If, on the other hand, you are managing a server and don't want any of your users able to generate core dumps regardless of how much they'd like to sink their teeth into one, you can set a limit of 0 in your limits.conf.
Another limit that is often enforced is one that limits the number of processes that an individual can run. The ulimit option used for this is -u. You can look at your limit as we did above with the ulimit -a command or show just the "nproc" limit with the command ulimit -u.
$ ulimit -u 50
Once again, your users can change their limits with another ulimit command -- ulimit -u 100 -- unless, of course, they can't. If you have limited them to 50 processes in the limits.conf or system file, they will get an error like this when they try to increase their limits:
$ ulimit -u 100 -bash: ulimit: max user processes: cannot modify limit: Operation not permitted
Limits can also be set up by group so that you can, say, give developers the ability to run more processes than managers. Lines like these in your limits.conf file would do that:
@managers hard nproc 50 @developers hard nproc 200
If you want to limit the number of open files, you just use a different setting.
@managers hard nofile 2048 @developers hard nofile 8192 sbob hard nofile 8192
Here we've given two groups and one individual increases in their open files limits. These all set hard limits. If you set soft limits as well, the users will get warnings when they reach the lower limit.

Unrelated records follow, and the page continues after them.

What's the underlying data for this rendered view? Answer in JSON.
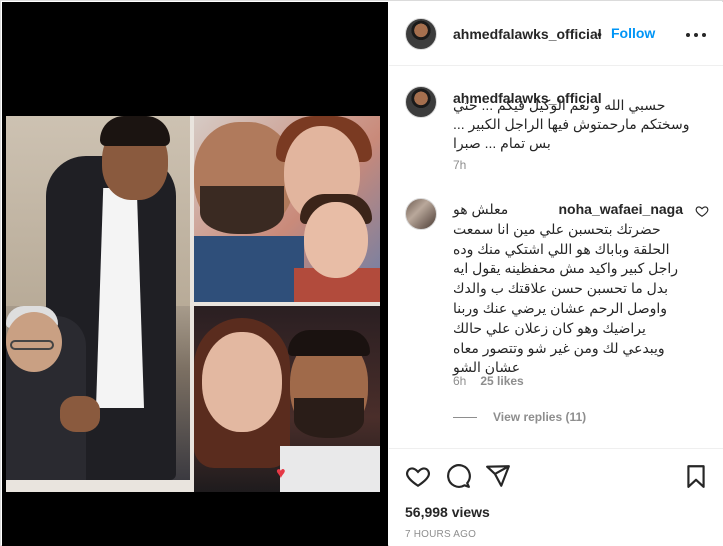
{
  "post": {
    "author": "ahmedfalawks_official",
    "follow_label": "Follow",
    "separator": "•"
  },
  "caption": {
    "username": "ahmedfalawks_official",
    "text": "حسبي الله و نعم الوكيل فيكم ... حتي وسختكم مارحمتوش فيها الراجل الكبير ... بس تمام ... صبرا",
    "time": "7h"
  },
  "comment": {
    "username": "noha_wafaei_naga",
    "text": "معلش هو حضرتك بتحسبن علي مين انا سمعت الحلقة وباباك هو اللي اشتكي منك وده راجل كبير واكيد مش محفظينه يقول ايه بدل ما تحسبن حسن علاقتك ب والدك واوصل الرحم عشان يرضي عنك وربنا يراضيك وهو كان زعلان علي حالك ويبدعي لك ومن غير شو وتتصور معاه عشان الشو",
    "time": "6h",
    "likes": "25 likes",
    "view_replies": "View replies (11)"
  },
  "stats": {
    "views": "56,998 views",
    "ago": "7 HOURS AGO"
  },
  "icons": {
    "more": "more-options-icon",
    "like": "heart-icon",
    "comment": "comment-icon",
    "share": "share-icon",
    "save": "bookmark-icon",
    "comment_like": "small-heart-icon"
  },
  "colors": {
    "accent": "#0095f6",
    "text": "#262626",
    "secondary": "#8e8e8e",
    "border": "#dbdbdb"
  }
}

@developers soft nofile 2048 @developers hard nofile 8192
To see a list of the ulimit options, look at the man page (man ulimit). You will note that ulimit is a bash built-in -- at least on Linux -- and that the following options are available:
-a All current limits are reported -c The maximum size of core files created -d The maximum size of a process's data segment -e The maximum scheduling priority ("nice") -f The maximum size of files written by the shell and its children -i The maximum number of pending signals -l The maximum size that may be locked into memory -m The maximum resident set size (has no effect on Linux) -n The maximum number of open file descriptors (most systems do not allow this value to be set) -p The pipe size in 512-byte blocks (this may not be set) -q The maximum number of bytes in POSIX message queues -r The maximum real-time scheduling priority -s The maximum stack size -t The maximum amount of cpu time in seconds -u The maximum number of processes available to a single user -v The maximum amount of virtual memory available to the shell
If you limits.conf file permits, you might see limits like these set up for particular applications that really need the extra capacity. In this example, the oracle user is being given the ability to run up to 16,384 processes and open 65,536 files. These lines would be set up in the oracle user's .bash_profile.
if [ $USER = "oracle" ]; then if [ $SHELL = "/bin/ksh" ]; then ulimit -p 16384 ulimit -n 65536 else ulimit -u 16384 -n 65536 fi fi
Setting limits can provide a defense against processes that go haywire and malicious processes that try to make your systems unusable. Just make sure that your limits work for you and not against you as you plan how your resources can best be allocated.